Avvenire, 7 maggio 2023

Allestito un ufficio all’interno dell’istituto della Dozza. Quattro detenuti della Casa circondariale di Dozza, a Bologna, sono stati assunti come operatori del call center delle Acli. Dal 28 aprile scorso lavorano in un ufficio allestito in una stanza del carcere rispondendo alle circa 700 telefonate quotidiane di utenti che chiedono un appuntamento con i centri di assistenza fiscale del patronato delle province di Bologna, Ferrara, Reggio Emilia e Mantova.

Si tratta di un’iniziativa unica nel suo genere in Italia, gestita direttamente dall’associazione (e non attraverso cooperative esterne) e finalizzata al reinserimento sociale dei reclusi. Con l’ausilio di quattro computer collegati esclusivamente alla piattaforma delle Acli e di altrettanti telefoni (solo riceventi) gli operatori, detenuti italiani che devono scontare pene di otto-nove anni per gravi reati (il più giovane di loro ha 23 anni, due sono 55enni con esperienza professionale e l’altro ha 43 anni) hanno il compito di fissare la data dell’appuntamento in una delle sedi del Caf e fornire tutte le informazioni sui documenti necessari alla presentazione delle dichiarazioni dei redditi.

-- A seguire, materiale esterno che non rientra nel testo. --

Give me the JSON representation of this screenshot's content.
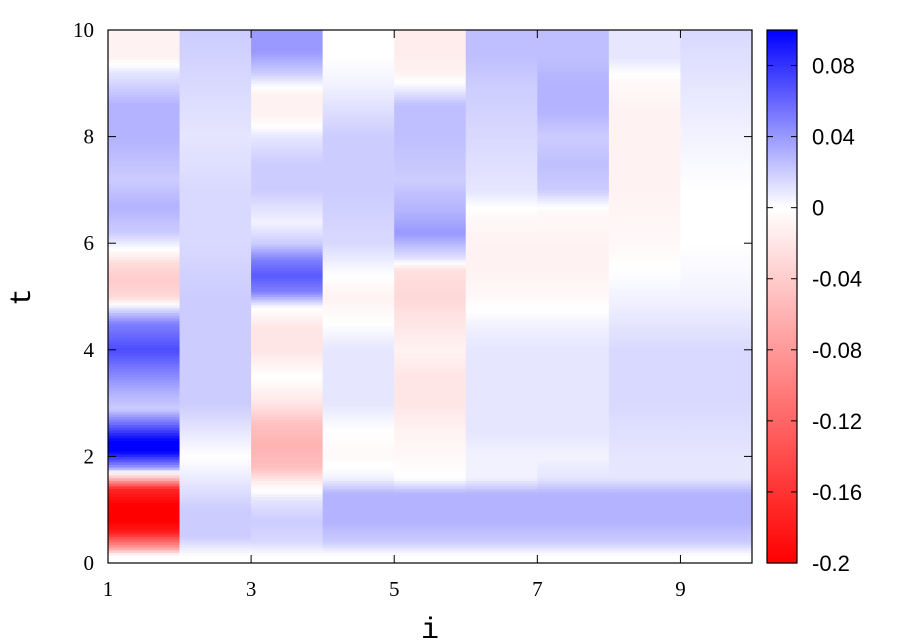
{
  "chart_data": {
    "type": "heatmap",
    "title": "",
    "xlabel": "i",
    "ylabel": "t",
    "xlim": [
      1,
      10
    ],
    "ylim": [
      0,
      10
    ],
    "x_ticks": [
      "1",
      "3",
      "5",
      "7",
      "9"
    ],
    "y_ticks": [
      "0",
      "2",
      "4",
      "6",
      "8",
      "10"
    ],
    "colorbar": {
      "range": [
        -0.2,
        0.1
      ],
      "ticks": [
        "0.08",
        "0.04",
        "0",
        "-0.04",
        "-0.08",
        "-0.12",
        "-0.16",
        "-0.2"
      ],
      "colors": {
        "min": "#ff0000",
        "zero": "#ffffff",
        "max": "#0000ff"
      }
    },
    "columns": [
      1,
      2,
      3,
      4,
      5,
      6,
      7,
      8,
      9
    ],
    "t_profiles": [
      [
        [
          0.15,
          0
        ],
        [
          0.3,
          -0.08
        ],
        [
          0.6,
          -0.18
        ],
        [
          0.8,
          -0.2
        ],
        [
          1.1,
          -0.2
        ],
        [
          1.4,
          -0.17
        ],
        [
          1.6,
          -0.05
        ],
        [
          1.8,
          0.04
        ],
        [
          2.1,
          0.1
        ],
        [
          2.3,
          0.1
        ],
        [
          2.6,
          0.06
        ],
        [
          2.9,
          0.02
        ],
        [
          3.2,
          0.03
        ],
        [
          3.6,
          0.05
        ],
        [
          4.0,
          0.07
        ],
        [
          4.5,
          0.05
        ],
        [
          4.8,
          0.01
        ],
        [
          5.0,
          -0.03
        ],
        [
          5.3,
          -0.04
        ],
        [
          5.6,
          -0.03
        ],
        [
          5.9,
          0
        ],
        [
          6.2,
          0.02
        ],
        [
          6.7,
          0.03
        ],
        [
          7.2,
          0.02
        ],
        [
          8.0,
          0.03
        ],
        [
          8.6,
          0.03
        ],
        [
          9.2,
          0.01
        ],
        [
          9.5,
          -0.01
        ],
        [
          10,
          -0.01
        ]
      ],
      [
        [
          0.15,
          0
        ],
        [
          0.5,
          0.02
        ],
        [
          1.0,
          0.02
        ],
        [
          1.5,
          0.01
        ],
        [
          2.0,
          0
        ],
        [
          2.5,
          0.01
        ],
        [
          3.0,
          0.02
        ],
        [
          4.0,
          0.02
        ],
        [
          5.0,
          0.02
        ],
        [
          6.0,
          0.015
        ],
        [
          7.0,
          0.015
        ],
        [
          8.0,
          0.01
        ],
        [
          9.0,
          0.015
        ],
        [
          10,
          0.02
        ]
      ],
      [
        [
          0.15,
          0
        ],
        [
          0.4,
          0.015
        ],
        [
          0.8,
          0.02
        ],
        [
          1.2,
          0.01
        ],
        [
          1.5,
          -0.01
        ],
        [
          1.8,
          -0.05
        ],
        [
          2.2,
          -0.06
        ],
        [
          2.6,
          -0.05
        ],
        [
          3.0,
          -0.02
        ],
        [
          3.5,
          0
        ],
        [
          4.0,
          -0.02
        ],
        [
          4.4,
          -0.02
        ],
        [
          4.8,
          0
        ],
        [
          5.1,
          0.05
        ],
        [
          5.4,
          0.065
        ],
        [
          5.7,
          0.05
        ],
        [
          6.0,
          0.02
        ],
        [
          6.4,
          0.005
        ],
        [
          7.0,
          0.02
        ],
        [
          7.5,
          0.02
        ],
        [
          8.0,
          0.01
        ],
        [
          8.4,
          -0.01
        ],
        [
          8.8,
          -0.01
        ],
        [
          9.2,
          0.02
        ],
        [
          9.6,
          0.04
        ],
        [
          10,
          0.04
        ]
      ],
      [
        [
          0.15,
          0
        ],
        [
          0.4,
          0.02
        ],
        [
          0.8,
          0.03
        ],
        [
          1.3,
          0.03
        ],
        [
          1.6,
          0.005
        ],
        [
          2.0,
          -0.005
        ],
        [
          2.5,
          0
        ],
        [
          3.0,
          0.01
        ],
        [
          3.5,
          0.01
        ],
        [
          4.0,
          0.01
        ],
        [
          4.5,
          0
        ],
        [
          5.0,
          -0.01
        ],
        [
          5.4,
          0
        ],
        [
          6.0,
          0.015
        ],
        [
          7.0,
          0.02
        ],
        [
          8.0,
          0.02
        ],
        [
          9.0,
          0.005
        ],
        [
          9.5,
          0
        ],
        [
          10,
          0
        ]
      ],
      [
        [
          0.15,
          0
        ],
        [
          0.4,
          0.02
        ],
        [
          0.8,
          0.03
        ],
        [
          1.3,
          0.03
        ],
        [
          1.6,
          0
        ],
        [
          2.0,
          -0.005
        ],
        [
          2.5,
          -0.01
        ],
        [
          3.0,
          -0.02
        ],
        [
          3.5,
          -0.02
        ],
        [
          4.0,
          -0.01
        ],
        [
          4.5,
          -0.02
        ],
        [
          5.0,
          -0.03
        ],
        [
          5.5,
          -0.025
        ],
        [
          5.7,
          0.01
        ],
        [
          6.2,
          0.04
        ],
        [
          6.6,
          0.03
        ],
        [
          7.2,
          0.02
        ],
        [
          8.0,
          0.025
        ],
        [
          8.6,
          0.025
        ],
        [
          9.2,
          -0.01
        ],
        [
          9.6,
          -0.015
        ],
        [
          10,
          -0.015
        ]
      ],
      [
        [
          0.15,
          0
        ],
        [
          0.4,
          0.02
        ],
        [
          0.8,
          0.03
        ],
        [
          1.3,
          0.03
        ],
        [
          1.6,
          0.005
        ],
        [
          2.0,
          0.005
        ],
        [
          2.5,
          0.01
        ],
        [
          3.0,
          0.01
        ],
        [
          3.5,
          0.01
        ],
        [
          4.0,
          0.01
        ],
        [
          4.5,
          0.005
        ],
        [
          5.0,
          -0.005
        ],
        [
          5.5,
          -0.01
        ],
        [
          6.0,
          -0.01
        ],
        [
          6.5,
          -0.005
        ],
        [
          7.0,
          0.01
        ],
        [
          8.0,
          0.015
        ],
        [
          9.0,
          0.02
        ],
        [
          9.5,
          0.025
        ],
        [
          10,
          0.025
        ]
      ],
      [
        [
          0.15,
          0
        ],
        [
          0.4,
          0.02
        ],
        [
          0.8,
          0.03
        ],
        [
          1.3,
          0.03
        ],
        [
          1.6,
          0.01
        ],
        [
          2.0,
          0.005
        ],
        [
          2.5,
          0.01
        ],
        [
          3.0,
          0.01
        ],
        [
          3.5,
          0.01
        ],
        [
          4.0,
          0.01
        ],
        [
          4.5,
          0.005
        ],
        [
          5.0,
          -0.005
        ],
        [
          5.5,
          -0.01
        ],
        [
          6.0,
          -0.01
        ],
        [
          6.6,
          -0.005
        ],
        [
          7.0,
          0.02
        ],
        [
          7.5,
          0.025
        ],
        [
          8.0,
          0.02
        ],
        [
          8.5,
          0.03
        ],
        [
          9.0,
          0.03
        ],
        [
          9.5,
          0.025
        ],
        [
          10,
          0.025
        ]
      ],
      [
        [
          0.15,
          0
        ],
        [
          0.4,
          0.02
        ],
        [
          0.8,
          0.03
        ],
        [
          1.3,
          0.03
        ],
        [
          1.6,
          0.01
        ],
        [
          2.0,
          0.01
        ],
        [
          3.0,
          0.015
        ],
        [
          4.0,
          0.015
        ],
        [
          4.5,
          0.01
        ],
        [
          5.0,
          0.005
        ],
        [
          5.5,
          0
        ],
        [
          6.0,
          -0.005
        ],
        [
          7.0,
          -0.01
        ],
        [
          8.0,
          -0.01
        ],
        [
          8.5,
          -0.01
        ],
        [
          9.0,
          -0.005
        ],
        [
          9.5,
          0.01
        ],
        [
          10,
          0.01
        ]
      ],
      [
        [
          0.15,
          0
        ],
        [
          0.4,
          0.02
        ],
        [
          0.8,
          0.03
        ],
        [
          1.3,
          0.03
        ],
        [
          1.6,
          0.01
        ],
        [
          2.0,
          0.01
        ],
        [
          3.0,
          0.015
        ],
        [
          4.0,
          0.015
        ],
        [
          4.5,
          0.01
        ],
        [
          5.0,
          0.005
        ],
        [
          6.0,
          0
        ],
        [
          7.0,
          0
        ],
        [
          8.0,
          0.005
        ],
        [
          9.0,
          0.01
        ],
        [
          10,
          0.015
        ]
      ]
    ]
  }
}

I contratti di lavoro sono a termine, uno a tempo pieno e gli altri part-time e scadranno a fine settembre salvo proroghe, lo stipendio medio netto è di 1.200 euro al mese.

“I rapporti di lavoro, applicati nel rispetto del regolamento carcerario, dureranno per tutta la campagna fiscale delle Acli - precisa Simone Zucca, direttore del Caf Acli - ma la nostra speranza è di trasformarli a tempo indeterminato e allargare il numero degli assunti fino a otto”. Il penitenziario bolognese ospita attualmente circa 750 detenuti e diverse attività finalizzate al reinserimento sociale come laboratori di teatro, musica e scrittura. La selezione dei candidati per il progetto delle Acli e la loro formazione professionale sono avvenuti in stretta collaborazione con la direttrice dell’istituto, Rosa Alba Casella, mentre l’investimento destinato alla tecnologia e alla predisposizione dell’ufficio (collegamenti Internet, cablaggi, mobilia e attrezzature) è stato di circa 20mila euro.

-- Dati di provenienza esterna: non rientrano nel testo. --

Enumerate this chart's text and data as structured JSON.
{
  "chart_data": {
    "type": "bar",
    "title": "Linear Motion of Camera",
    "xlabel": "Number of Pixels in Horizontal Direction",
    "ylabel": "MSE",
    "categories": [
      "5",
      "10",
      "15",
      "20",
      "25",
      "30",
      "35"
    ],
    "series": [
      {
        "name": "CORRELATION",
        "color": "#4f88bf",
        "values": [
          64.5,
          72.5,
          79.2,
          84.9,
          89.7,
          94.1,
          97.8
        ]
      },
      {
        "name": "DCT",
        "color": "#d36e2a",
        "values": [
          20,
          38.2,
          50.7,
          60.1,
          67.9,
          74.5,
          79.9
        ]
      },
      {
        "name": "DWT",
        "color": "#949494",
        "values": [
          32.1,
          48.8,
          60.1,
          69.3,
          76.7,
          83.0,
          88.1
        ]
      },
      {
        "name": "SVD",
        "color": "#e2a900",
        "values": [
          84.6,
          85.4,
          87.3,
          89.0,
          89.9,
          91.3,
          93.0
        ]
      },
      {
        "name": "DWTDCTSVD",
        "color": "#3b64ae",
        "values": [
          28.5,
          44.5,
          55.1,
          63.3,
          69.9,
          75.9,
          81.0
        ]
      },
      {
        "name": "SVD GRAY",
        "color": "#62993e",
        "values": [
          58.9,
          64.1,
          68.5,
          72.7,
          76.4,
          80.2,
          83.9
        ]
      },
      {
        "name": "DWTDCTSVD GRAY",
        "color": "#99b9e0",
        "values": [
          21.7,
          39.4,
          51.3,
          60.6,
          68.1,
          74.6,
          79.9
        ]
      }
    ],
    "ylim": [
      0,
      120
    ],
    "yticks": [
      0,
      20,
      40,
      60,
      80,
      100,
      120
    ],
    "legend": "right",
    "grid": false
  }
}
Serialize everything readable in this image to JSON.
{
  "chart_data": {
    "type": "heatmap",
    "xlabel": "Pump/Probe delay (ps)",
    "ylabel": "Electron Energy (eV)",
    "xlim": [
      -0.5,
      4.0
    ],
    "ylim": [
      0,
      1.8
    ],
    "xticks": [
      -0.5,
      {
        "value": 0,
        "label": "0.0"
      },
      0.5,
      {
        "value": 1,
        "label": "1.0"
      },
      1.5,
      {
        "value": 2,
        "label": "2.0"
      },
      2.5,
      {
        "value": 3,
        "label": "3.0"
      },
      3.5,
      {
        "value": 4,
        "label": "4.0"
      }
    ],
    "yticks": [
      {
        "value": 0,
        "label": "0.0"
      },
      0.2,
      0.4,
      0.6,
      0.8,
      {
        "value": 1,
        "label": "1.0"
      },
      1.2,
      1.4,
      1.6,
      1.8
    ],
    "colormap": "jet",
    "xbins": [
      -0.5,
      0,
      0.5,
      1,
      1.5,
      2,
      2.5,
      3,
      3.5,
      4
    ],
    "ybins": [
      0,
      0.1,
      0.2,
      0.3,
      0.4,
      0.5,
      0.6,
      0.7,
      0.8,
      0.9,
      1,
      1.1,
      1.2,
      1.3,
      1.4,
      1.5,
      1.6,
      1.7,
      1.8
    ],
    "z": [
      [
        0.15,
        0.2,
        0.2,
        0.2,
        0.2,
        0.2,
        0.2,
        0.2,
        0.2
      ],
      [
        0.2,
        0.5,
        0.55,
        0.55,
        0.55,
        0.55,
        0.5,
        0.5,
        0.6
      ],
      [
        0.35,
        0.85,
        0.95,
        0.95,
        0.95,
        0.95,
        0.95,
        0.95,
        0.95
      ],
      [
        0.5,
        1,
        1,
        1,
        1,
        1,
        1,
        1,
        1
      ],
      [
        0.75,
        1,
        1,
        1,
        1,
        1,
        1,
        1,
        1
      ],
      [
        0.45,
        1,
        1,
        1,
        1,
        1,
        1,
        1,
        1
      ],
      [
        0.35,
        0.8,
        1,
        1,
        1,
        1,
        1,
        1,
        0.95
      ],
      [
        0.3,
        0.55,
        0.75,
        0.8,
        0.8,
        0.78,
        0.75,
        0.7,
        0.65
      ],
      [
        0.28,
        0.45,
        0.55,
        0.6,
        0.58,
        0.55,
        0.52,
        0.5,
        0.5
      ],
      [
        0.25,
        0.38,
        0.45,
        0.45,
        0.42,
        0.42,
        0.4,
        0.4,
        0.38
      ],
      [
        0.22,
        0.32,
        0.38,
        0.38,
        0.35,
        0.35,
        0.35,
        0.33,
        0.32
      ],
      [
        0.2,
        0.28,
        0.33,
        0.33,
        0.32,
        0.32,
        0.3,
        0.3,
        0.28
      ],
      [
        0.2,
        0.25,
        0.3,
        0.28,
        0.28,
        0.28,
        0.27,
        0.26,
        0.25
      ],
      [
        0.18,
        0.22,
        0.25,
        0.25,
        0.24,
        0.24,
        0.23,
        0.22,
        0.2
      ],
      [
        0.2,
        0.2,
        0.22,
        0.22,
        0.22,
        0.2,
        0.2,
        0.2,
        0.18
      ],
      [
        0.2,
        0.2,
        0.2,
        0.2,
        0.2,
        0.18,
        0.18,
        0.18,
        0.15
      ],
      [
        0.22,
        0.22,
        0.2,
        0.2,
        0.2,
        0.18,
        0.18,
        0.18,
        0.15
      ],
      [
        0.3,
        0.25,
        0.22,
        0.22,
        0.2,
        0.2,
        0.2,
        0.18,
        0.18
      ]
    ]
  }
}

“L’idea di creare un ufficio all’interno della Casa circondariale è nata quando, pensando di far fare uno stage nella nostra sede a un detenuto in semilibertà - spiega Zucca - abbiamo appreso invece della disponibilità della direzione ad ospitare un centralino telefonico per svolgere lo stesso servizio in un locale dedicato, così abbiamo cambiato il progetto, tenendo anche conto delle agevolazioni contributive in favore dei datori di lavoro previste dalla “legge Smuraglia” (la n. 193 del 2000) che promuove le opportunità di impiego qualificato dei detenuti all’interno degli istituti di pena”.

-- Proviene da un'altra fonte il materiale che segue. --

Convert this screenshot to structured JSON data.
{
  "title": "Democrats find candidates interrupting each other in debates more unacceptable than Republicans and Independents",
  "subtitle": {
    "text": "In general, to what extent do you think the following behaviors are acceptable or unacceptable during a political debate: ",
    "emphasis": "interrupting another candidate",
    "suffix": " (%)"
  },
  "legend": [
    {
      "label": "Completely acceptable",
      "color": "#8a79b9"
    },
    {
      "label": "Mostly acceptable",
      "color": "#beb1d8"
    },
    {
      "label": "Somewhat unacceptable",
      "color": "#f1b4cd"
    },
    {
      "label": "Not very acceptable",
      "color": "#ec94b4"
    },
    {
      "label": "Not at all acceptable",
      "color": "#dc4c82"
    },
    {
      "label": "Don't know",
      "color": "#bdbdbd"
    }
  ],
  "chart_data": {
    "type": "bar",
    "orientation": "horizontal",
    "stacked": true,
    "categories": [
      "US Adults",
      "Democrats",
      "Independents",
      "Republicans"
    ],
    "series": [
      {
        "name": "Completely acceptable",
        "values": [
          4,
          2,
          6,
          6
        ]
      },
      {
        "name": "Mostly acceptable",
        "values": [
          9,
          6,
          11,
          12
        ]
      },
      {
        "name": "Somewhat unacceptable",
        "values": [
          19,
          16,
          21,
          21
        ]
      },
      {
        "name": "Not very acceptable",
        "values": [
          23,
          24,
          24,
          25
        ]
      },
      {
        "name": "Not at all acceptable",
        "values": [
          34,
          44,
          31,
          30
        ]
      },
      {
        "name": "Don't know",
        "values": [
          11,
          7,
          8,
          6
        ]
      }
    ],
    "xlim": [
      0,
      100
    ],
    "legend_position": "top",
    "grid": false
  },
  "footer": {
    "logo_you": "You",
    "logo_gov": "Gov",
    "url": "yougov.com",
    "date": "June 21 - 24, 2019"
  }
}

“È un’iniziativa molto importante - ha affermato il cardinale Matteo Zuppi, arcivescovo di Bologna e presidente della Cei, che ha inaugurato l’ufficio delle Acli alla Dozza - perché riconsegna al carcere la sua funzione rieducativa, inoltre il lavoro è lavoro vero se restituisce dignità alla persona. Meno del 5% di chi vive in questo istituto - ha detto il cardinale - ha un’occupazione ed è davvero un numero troppo basso. Bisogna fare di più”.

Un impegno che le Acli cercheranno di mantenere nei prossimi mesi. “Questo progetto lavorativo si inserisce in un rapporto di collaborazione ormai consolidato tra il carcere di Bologna e l’Unione Sportiva Acli locale” ha affermato il dirigente dell’Unione Sportiva dell’Associazione cristiana lavoratori, Filippo Diaco. “Infatti, da qualche anno promuoviamo attività sportive e di mediazione interculturale all’interno della casa circondariale.

Siamo partiti con il rugby - spiega Diaco - e ora, in collaborazione con il Centro Sportivo Italiano di Bologna, cominceremo gli allenamenti di calcio per far nascere una squadra e il corso arbitri. Crediamo molto, infatti, nel valore educativo dello sport, inteso come strumento di inclusione sociale e promozione del benessere psicofisico, aspetti fondamentali in carcere. E per i nostri lavoratori sarà una sorta di welfare aziendale”.